For my series books, the choice of season is usually pretty
clear. I recall speaking with Craig Johnson once about his first four Longmire
books. He said that he’d patterned on Vivaldi’s “Four Seasons” – the books
cover a year in the life of Sheriff Walt Longmire, cycling through the four
seasons.
That conversation inspired me to focus on the seasons as I
write the golden retriever mysteries. To keep a certain sense of reality in the
books, I needed Rochester, the canine hero, to age pretty slowly. But at the
same time I didn’t want my small town location, Stewart’s Crossing, to become a
Cabot Cover, where Jessica Fletcher lived, and where murders seemed to happen
every week.
So each time I began a new book I think about when it’s
happening in the lives of Rochester and his human dad, Steve Levitan. As the
series begins, Steve is at the start of a two year parole after serving a year
in the California penal system for computer hacking. So his progress plays a
part in the timing of the books as well.
For example, DOG HAVE MERCY takes
place around Christmas time, and I had to work around the constraints of that
season. Eastern College, where Steve works, closes down for two weeks in
December, leaving him at home and at loose ends – lots of time to investigate!
One of my series regulars, Gail Dukowksi, who owns the
Chocolate Ear café in downtown Stewart’s Crossing and always has a home baked
biscuit on hand for Rochester, doesn’t make much of an appearance in this book,
because Rochester can’t go inside the café, and it’s too cold for Steve to sit
outside with Rochester at his feet.
Seasons don’t matter quite as much in my Mahu
Investigations—since my hero, openly gay Honolulu homicide detective Kimo
Kanapa’aka, ages about a year between books, I can pick when I want to set one.
The same is true of my Have Body, Will Guard M/M romance adventure series. In
both cases, the books take place in pretty warm climates – Hawaii, Tunisia, the
south of France – so I can begin immediately layering in temperature and visual
details, without worrying too much if it’s winter or summer.
My “Love on” M/M romance series began with the idea of a
group of recent college graduates looking for love and careers on South Beach,
so it was natural that they begin in May, graduation time. It’s pretty easy for
me to add hot steamy days and humid nights, because that’s where I live.

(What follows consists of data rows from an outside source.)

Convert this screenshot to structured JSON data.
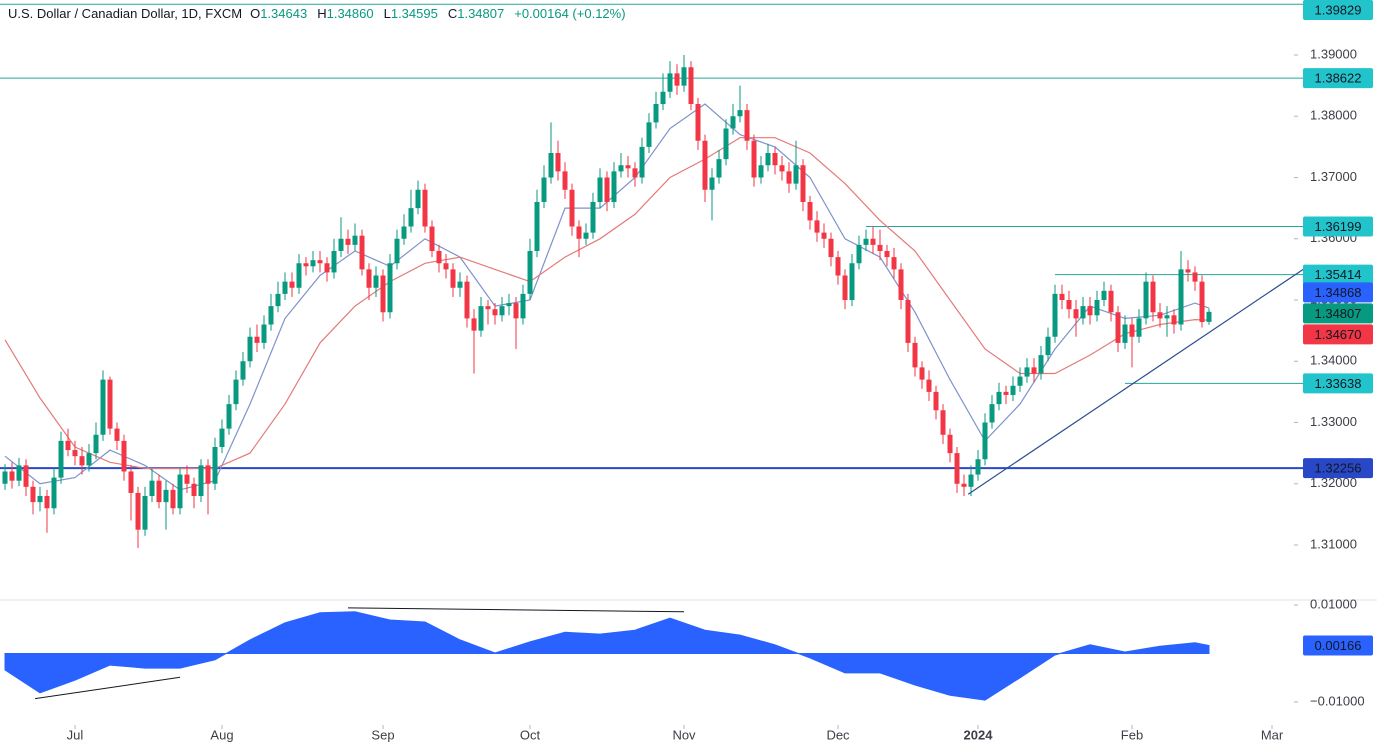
{
  "chart_data": {
    "type": "candlestick",
    "title": "U.S. Dollar / Canadian Dollar, 1D, FXCM",
    "ohlc": [
      {
        "key": "O",
        "value": "1.34643"
      },
      {
        "key": "H",
        "value": "1.34860"
      },
      {
        "key": "L",
        "value": "1.34595"
      },
      {
        "key": "C",
        "value": "1.34807"
      }
    ],
    "change": "+0.00164 (+0.12%)",
    "xlim": [
      -0.714,
      183.57
    ],
    "xticks": [
      {
        "value": 10,
        "label": "Jul"
      },
      {
        "value": 31,
        "label": "Aug"
      },
      {
        "value": 54,
        "label": "Sep"
      },
      {
        "value": 75,
        "label": "Oct"
      },
      {
        "value": 97,
        "label": "Nov"
      },
      {
        "value": 119,
        "label": "Dec"
      },
      {
        "value": 139,
        "label": "2024"
      },
      {
        "value": 161,
        "label": "Feb"
      },
      {
        "value": 181,
        "label": "Mar"
      }
    ],
    "ylim": [
      1.30102,
      1.39898
    ],
    "yticks": [
      {
        "value": 1.31,
        "label": "1.31000"
      },
      {
        "value": 1.32,
        "label": "1.32000"
      },
      {
        "value": 1.33,
        "label": "1.33000"
      },
      {
        "value": 1.34,
        "label": "1.34000"
      },
      {
        "value": 1.35,
        "label": "1.35000"
      },
      {
        "value": 1.36,
        "label": "1.36000"
      },
      {
        "value": 1.37,
        "label": "1.37000"
      },
      {
        "value": 1.38,
        "label": "1.38000"
      },
      {
        "value": 1.39,
        "label": "1.39000"
      }
    ],
    "candles": {
      "up_color": "#089981",
      "down_color": "#f23645",
      "open": [
        1.32,
        1.322,
        1.3205,
        1.323,
        1.3195,
        1.317,
        1.318,
        1.316,
        1.321,
        1.327,
        1.3255,
        1.3245,
        1.323,
        1.325,
        1.328,
        1.337,
        1.329,
        1.327,
        1.322,
        1.3185,
        1.3125,
        1.318,
        1.3205,
        1.317,
        1.319,
        1.316,
        1.3215,
        1.32,
        1.318,
        1.323,
        1.32,
        1.326,
        1.329,
        1.333,
        1.337,
        1.34,
        1.344,
        1.343,
        1.346,
        1.349,
        1.351,
        1.353,
        1.352,
        1.356,
        1.3555,
        1.3565,
        1.356,
        1.3545,
        1.358,
        1.36,
        1.359,
        1.3605,
        1.355,
        1.352,
        1.354,
        1.348,
        1.356,
        1.36,
        1.362,
        1.365,
        1.368,
        1.362,
        1.358,
        1.356,
        1.355,
        1.352,
        1.353,
        1.347,
        1.345,
        1.349,
        1.3485,
        1.3475,
        1.349,
        1.3495,
        1.347,
        1.351,
        1.358,
        1.366,
        1.37,
        1.374,
        1.371,
        1.368,
        1.362,
        1.36,
        1.361,
        1.366,
        1.37,
        1.366,
        1.371,
        1.372,
        1.3715,
        1.37,
        1.375,
        1.379,
        1.382,
        1.384,
        1.387,
        1.385,
        1.388,
        1.382,
        1.376,
        1.368,
        1.37,
        1.373,
        1.378,
        1.38,
        1.381,
        1.376,
        1.37,
        1.372,
        1.374,
        1.372,
        1.371,
        1.369,
        1.372,
        1.366,
        1.363,
        1.361,
        1.36,
        1.357,
        1.354,
        1.35,
        1.356,
        1.359,
        1.36,
        1.359,
        1.358,
        1.357,
        1.355,
        1.35,
        1.343,
        1.339,
        1.337,
        1.335,
        1.332,
        1.328,
        1.325,
        1.32,
        1.3195,
        1.3215,
        1.324,
        1.33,
        1.333,
        1.335,
        1.3345,
        1.336,
        1.3375,
        1.339,
        1.338,
        1.341,
        1.344,
        1.351,
        1.35,
        1.3485,
        1.347,
        1.349,
        1.3475,
        1.35,
        1.3515,
        1.348,
        1.343,
        1.346,
        1.344,
        1.347,
        1.353,
        1.348,
        1.347,
        1.3475,
        1.346,
        1.355,
        1.3545,
        1.353,
        1.34643
      ],
      "high": [
        1.3232,
        1.3235,
        1.3242,
        1.324,
        1.3205,
        1.3195,
        1.319,
        1.3225,
        1.3285,
        1.329,
        1.327,
        1.326,
        1.3265,
        1.33,
        1.3385,
        1.3375,
        1.33,
        1.328,
        1.323,
        1.3195,
        1.3195,
        1.3225,
        1.3215,
        1.3205,
        1.32,
        1.3225,
        1.323,
        1.321,
        1.324,
        1.324,
        1.3275,
        1.3305,
        1.3345,
        1.3385,
        1.3415,
        1.3455,
        1.346,
        1.3475,
        1.351,
        1.353,
        1.3545,
        1.3545,
        1.3575,
        1.357,
        1.358,
        1.358,
        1.357,
        1.36,
        1.3635,
        1.3615,
        1.3625,
        1.3615,
        1.356,
        1.3555,
        1.355,
        1.3575,
        1.3615,
        1.364,
        1.368,
        1.3695,
        1.369,
        1.363,
        1.359,
        1.3575,
        1.356,
        1.3545,
        1.354,
        1.3485,
        1.3505,
        1.35,
        1.3495,
        1.3505,
        1.351,
        1.3505,
        1.3525,
        1.36,
        1.368,
        1.372,
        1.379,
        1.376,
        1.3725,
        1.369,
        1.363,
        1.3625,
        1.3675,
        1.3715,
        1.371,
        1.3725,
        1.374,
        1.3735,
        1.3725,
        1.3765,
        1.3805,
        1.384,
        1.387,
        1.389,
        1.3885,
        1.39,
        1.389,
        1.383,
        1.377,
        1.3715,
        1.3745,
        1.3795,
        1.382,
        1.385,
        1.382,
        1.377,
        1.3735,
        1.3755,
        1.375,
        1.3735,
        1.3725,
        1.376,
        1.373,
        1.367,
        1.3645,
        1.3625,
        1.361,
        1.358,
        1.355,
        1.3575,
        1.3605,
        1.3615,
        1.362,
        1.3615,
        1.359,
        1.3585,
        1.356,
        1.351,
        1.344,
        1.34,
        1.3385,
        1.336,
        1.333,
        1.329,
        1.326,
        1.3215,
        1.323,
        1.3255,
        1.3315,
        1.3345,
        1.3365,
        1.336,
        1.3375,
        1.339,
        1.3405,
        1.3405,
        1.3425,
        1.3455,
        1.3525,
        1.3525,
        1.3515,
        1.35,
        1.3505,
        1.3505,
        1.3515,
        1.353,
        1.3525,
        1.349,
        1.3475,
        1.347,
        1.3485,
        1.3545,
        1.354,
        1.3495,
        1.349,
        1.3485,
        1.358,
        1.3565,
        1.3555,
        1.354,
        1.3486
      ],
      "low": [
        1.319,
        1.3192,
        1.3196,
        1.318,
        1.315,
        1.3155,
        1.312,
        1.315,
        1.32,
        1.3245,
        1.323,
        1.3215,
        1.322,
        1.324,
        1.327,
        1.328,
        1.3255,
        1.3205,
        1.314,
        1.3095,
        1.3115,
        1.317,
        1.316,
        1.3125,
        1.315,
        1.315,
        1.3185,
        1.316,
        1.317,
        1.315,
        1.319,
        1.325,
        1.328,
        1.332,
        1.336,
        1.339,
        1.3415,
        1.342,
        1.345,
        1.348,
        1.35,
        1.3505,
        1.351,
        1.354,
        1.3545,
        1.3545,
        1.353,
        1.3535,
        1.357,
        1.3575,
        1.358,
        1.354,
        1.35,
        1.3505,
        1.3465,
        1.347,
        1.355,
        1.359,
        1.361,
        1.364,
        1.361,
        1.357,
        1.3545,
        1.3535,
        1.3505,
        1.3505,
        1.3455,
        1.338,
        1.344,
        1.346,
        1.346,
        1.3465,
        1.3475,
        1.342,
        1.346,
        1.35,
        1.357,
        1.365,
        1.369,
        1.3695,
        1.3665,
        1.3605,
        1.357,
        1.359,
        1.36,
        1.365,
        1.3645,
        1.365,
        1.37,
        1.37,
        1.3685,
        1.369,
        1.374,
        1.378,
        1.381,
        1.383,
        1.3835,
        1.384,
        1.381,
        1.3745,
        1.366,
        1.363,
        1.369,
        1.372,
        1.377,
        1.379,
        1.3745,
        1.3685,
        1.369,
        1.371,
        1.3705,
        1.3695,
        1.3675,
        1.368,
        1.3645,
        1.3615,
        1.3595,
        1.3585,
        1.3555,
        1.3525,
        1.3485,
        1.349,
        1.355,
        1.358,
        1.3575,
        1.3565,
        1.3555,
        1.3535,
        1.3485,
        1.3415,
        1.3375,
        1.3355,
        1.3335,
        1.3305,
        1.3265,
        1.3235,
        1.3185,
        1.318,
        1.318,
        1.3205,
        1.323,
        1.329,
        1.332,
        1.333,
        1.3335,
        1.335,
        1.3365,
        1.3365,
        1.337,
        1.34,
        1.343,
        1.3485,
        1.347,
        1.344,
        1.346,
        1.346,
        1.3465,
        1.349,
        1.3465,
        1.3415,
        1.342,
        1.339,
        1.343,
        1.346,
        1.3465,
        1.3455,
        1.344,
        1.3445,
        1.345,
        1.353,
        1.3515,
        1.3455,
        1.34595
      ],
      "close": [
        1.322,
        1.3205,
        1.323,
        1.3195,
        1.317,
        1.318,
        1.316,
        1.321,
        1.327,
        1.3255,
        1.3245,
        1.323,
        1.325,
        1.328,
        1.337,
        1.329,
        1.327,
        1.322,
        1.3185,
        1.3125,
        1.318,
        1.3205,
        1.317,
        1.319,
        1.316,
        1.3215,
        1.32,
        1.318,
        1.323,
        1.32,
        1.326,
        1.329,
        1.333,
        1.337,
        1.34,
        1.344,
        1.343,
        1.346,
        1.349,
        1.351,
        1.353,
        1.352,
        1.356,
        1.3555,
        1.3565,
        1.356,
        1.3545,
        1.358,
        1.36,
        1.359,
        1.3605,
        1.355,
        1.352,
        1.354,
        1.348,
        1.356,
        1.36,
        1.362,
        1.365,
        1.368,
        1.362,
        1.358,
        1.356,
        1.355,
        1.352,
        1.353,
        1.347,
        1.345,
        1.349,
        1.3485,
        1.3475,
        1.349,
        1.3495,
        1.347,
        1.351,
        1.358,
        1.366,
        1.37,
        1.374,
        1.371,
        1.368,
        1.362,
        1.36,
        1.361,
        1.366,
        1.37,
        1.366,
        1.371,
        1.372,
        1.3715,
        1.37,
        1.375,
        1.379,
        1.382,
        1.384,
        1.387,
        1.385,
        1.388,
        1.382,
        1.376,
        1.368,
        1.37,
        1.373,
        1.378,
        1.38,
        1.381,
        1.376,
        1.37,
        1.372,
        1.374,
        1.372,
        1.371,
        1.369,
        1.372,
        1.366,
        1.363,
        1.361,
        1.36,
        1.357,
        1.354,
        1.35,
        1.356,
        1.359,
        1.36,
        1.359,
        1.358,
        1.357,
        1.355,
        1.35,
        1.343,
        1.339,
        1.337,
        1.335,
        1.332,
        1.328,
        1.325,
        1.32,
        1.3195,
        1.3215,
        1.324,
        1.33,
        1.333,
        1.335,
        1.3345,
        1.336,
        1.3375,
        1.339,
        1.338,
        1.341,
        1.344,
        1.351,
        1.35,
        1.3485,
        1.347,
        1.349,
        1.3475,
        1.35,
        1.3515,
        1.348,
        1.343,
        1.346,
        1.344,
        1.347,
        1.353,
        1.348,
        1.347,
        1.3475,
        1.346,
        1.355,
        1.3545,
        1.353,
        1.3464,
        1.34807
      ]
    },
    "moving_averages": [
      {
        "color": "#7e92cc",
        "x": [
          0,
          5,
          10,
          15,
          20,
          25,
          30,
          35,
          40,
          45,
          50,
          55,
          60,
          65,
          70,
          75,
          80,
          85,
          90,
          95,
          100,
          105,
          110,
          115,
          120,
          125,
          130,
          135,
          140,
          145,
          150,
          155,
          160,
          165,
          170,
          172
        ],
        "values": [
          1.3245,
          1.32,
          1.321,
          1.3255,
          1.323,
          1.319,
          1.3205,
          1.333,
          1.347,
          1.354,
          1.358,
          1.3555,
          1.36,
          1.357,
          1.349,
          1.35,
          1.365,
          1.365,
          1.37,
          1.378,
          1.382,
          1.377,
          1.375,
          1.37,
          1.36,
          1.357,
          1.348,
          1.337,
          1.327,
          1.333,
          1.342,
          1.349,
          1.347,
          1.3475,
          1.3495,
          1.34868
        ]
      },
      {
        "color": "#e57a7a",
        "x": [
          0,
          5,
          10,
          15,
          20,
          25,
          30,
          35,
          40,
          45,
          50,
          55,
          60,
          65,
          70,
          75,
          80,
          85,
          90,
          95,
          100,
          105,
          110,
          115,
          120,
          125,
          130,
          135,
          140,
          145,
          150,
          155,
          160,
          165,
          170,
          172
        ],
        "values": [
          1.3435,
          1.334,
          1.326,
          1.3235,
          1.3225,
          1.3225,
          1.3225,
          1.325,
          1.333,
          1.343,
          1.349,
          1.353,
          1.356,
          1.357,
          1.355,
          1.353,
          1.357,
          1.36,
          1.364,
          1.37,
          1.373,
          1.3765,
          1.3765,
          1.374,
          1.369,
          1.363,
          1.358,
          1.35,
          1.342,
          1.338,
          1.338,
          1.341,
          1.3445,
          1.346,
          1.3468,
          1.3467
        ]
      }
    ],
    "levels": [
      {
        "value": 1.39829,
        "start": -0.714,
        "color": "#26a69a",
        "box": "#22c4cc",
        "text_color": "#131722",
        "width": 1
      },
      {
        "value": 1.38622,
        "start": -0.714,
        "color": "#26a69a",
        "box": "#22c4cc",
        "text_color": "#131722",
        "width": 1
      },
      {
        "value": 1.36199,
        "start": 123,
        "color": "#26a69a",
        "box": "#22c4cc",
        "text_color": "#131722",
        "width": 1
      },
      {
        "value": 1.35414,
        "start": 150,
        "color": "#26a69a",
        "box": "#22c4cc",
        "text_color": "#131722",
        "width": 1
      },
      {
        "value": 1.33638,
        "start": 160,
        "color": "#26a69a",
        "box": "#22c4cc",
        "text_color": "#131722",
        "width": 1
      },
      {
        "value": 1.32256,
        "start": -0.714,
        "color": "#2848c8",
        "box": "#2848c8",
        "text_color": "#ffffff",
        "width": 2
      }
    ],
    "price_tags": [
      {
        "value": 1.34868,
        "box": "#2962ff"
      },
      {
        "value": 1.34807,
        "box": "#089981"
      },
      {
        "value": 1.3467,
        "label": "1.34670",
        "box": "#f23645"
      }
    ],
    "trendlines": [
      {
        "color": "#2a4f8f",
        "x": [
          137.6,
          185.7
        ],
        "values": [
          1.3183,
          1.3552
        ]
      }
    ],
    "oscillator": {
      "type": "area",
      "color": "#2962ff",
      "ylim": [
        -0.01474,
        0.01103
      ],
      "yticks": [
        {
          "value": 0.01,
          "label": "0.01000"
        },
        {
          "value": -0.01,
          "label": "−0.01000"
        }
      ],
      "x": [
        0,
        5,
        10,
        15,
        20,
        25,
        30,
        35,
        40,
        45,
        50,
        55,
        60,
        65,
        70,
        75,
        80,
        85,
        90,
        95,
        100,
        105,
        110,
        115,
        120,
        125,
        130,
        135,
        140,
        145,
        150,
        155,
        160,
        165,
        170,
        172
      ],
      "values": [
        -0.0034,
        -0.0081,
        -0.0055,
        -0.0024,
        -0.003,
        -0.003,
        -0.0013,
        0.0028,
        0.0063,
        0.0084,
        0.0086,
        0.0069,
        0.0065,
        0.0028,
        0.0001,
        0.0024,
        0.0044,
        0.004,
        0.0048,
        0.0073,
        0.0048,
        0.0038,
        0.0018,
        -0.0009,
        -0.004,
        -0.004,
        -0.0065,
        -0.0086,
        -0.0096,
        -0.005,
        -0.0003,
        0.0018,
        0.0003,
        0.0015,
        0.0022,
        0.00166
      ],
      "last": 0.00166,
      "lines": [
        {
          "color": "#131722",
          "x": [
            4.3,
            25
          ],
          "values": [
            -0.0093,
            -0.0049
          ]
        },
        {
          "color": "#131722",
          "x": [
            49,
            97
          ],
          "values": [
            0.0094,
            0.0086
          ]
        }
      ]
    }
  }
}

The biggest challenge is when I start something completely
new. It often takes me fifty or a hundred pages until something comes up that
has to be rooted in time—a school vacation, a blizzard or a big holiday. Then
I’ll go back to my schedule and figure out exactly when the story is taking
place, so I can then figure out what the weather is like, if the trees are bare
or in bloom, and so on.
A long book I've been working on for a while is like that. It takes
place in numerous locations around the world, and I’m trying not to lock myself
in to a time until I have to. But then, at one point two of the characters just went out for
a drink and sat outdoors by the river in a Chinese border city… so I may be
figuring out that timetable soon!
I think those details add so much to the realism and
atmosphere of a book and I like to think that my experience growing up in
Pennsylvania and living through winters there, and then the last thirty years
in a hot climate, give me the flexibility to describe what I need.